Intraplastidic Localization of the Enzymes That Convert δ-Aminolevulinic Acid to Protoporphyrin IX in Etiolated Cucumber Cotyledons

Abstract

The intraplastidic localization of the enzymes that catalyze the conversion of δ-aminolevulinic acid (ALA) to protoporphyrin IX (Proto) is a controversial issue. While some researchers assign a stromal location for these enzymes, others favor a membranebound one.

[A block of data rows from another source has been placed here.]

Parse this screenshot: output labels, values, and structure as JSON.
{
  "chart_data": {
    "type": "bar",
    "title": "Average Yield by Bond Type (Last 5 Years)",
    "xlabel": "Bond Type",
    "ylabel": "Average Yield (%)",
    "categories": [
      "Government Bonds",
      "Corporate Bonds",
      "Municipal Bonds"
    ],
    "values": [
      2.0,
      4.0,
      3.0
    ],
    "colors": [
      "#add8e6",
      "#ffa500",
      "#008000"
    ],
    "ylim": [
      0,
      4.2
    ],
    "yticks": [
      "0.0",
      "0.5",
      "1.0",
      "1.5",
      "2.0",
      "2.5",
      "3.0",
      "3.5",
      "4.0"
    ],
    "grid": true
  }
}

Etiochloroplasts were isolated from etiolated cucumber cotyledons (Cucumis sativus, L.) by differential centrifugation and were purified further by Percoll density gradient centrifugation. Purified plastids were highly intact, and contamination by other subcellular organelles was reduced five- to ninefold in comparison to crude plastid preparations. Most of the ALA to Proto conversion activity was found in the plastids. On a unit protein basis, the ALA to Proto conversion activity of isolated mitochondria was about 2% that of the purified plastids, and could be accounted for by contamination of the mitochondrial preparation by plastids. Lysis of the purified plastids by osmotic shock followed by high speed centrifugation, yielded two subplastidic fractions: a soluble clear stromal fraction and a pelleted yellowish one. The stromal fraction contained about 11% of the plastidic ALA to Proto conversion activity while the membrane fraction contained the remaining 89%. The stromal ALA to Proto conversion activity was in the range of stroma contamination by subplastidic membrane material. Complete solubilization of the ALA to Proto activity was achieved by high speed shearing and cavitation, in the absence of detergents. Solubilization of the ALA to Proto conversion activity was accompanied by release of about 30% of the membrane-bound protochlorophyllide. It is proposed that the enzymes that convert ALA to Proto are loosely associated with the plastid membranes and may be solubilized without the use of detergents. It is not clear at this stage whether the enzymes are associated with the outer or inner plastid membranes and whether they form a multienzyme complex or not.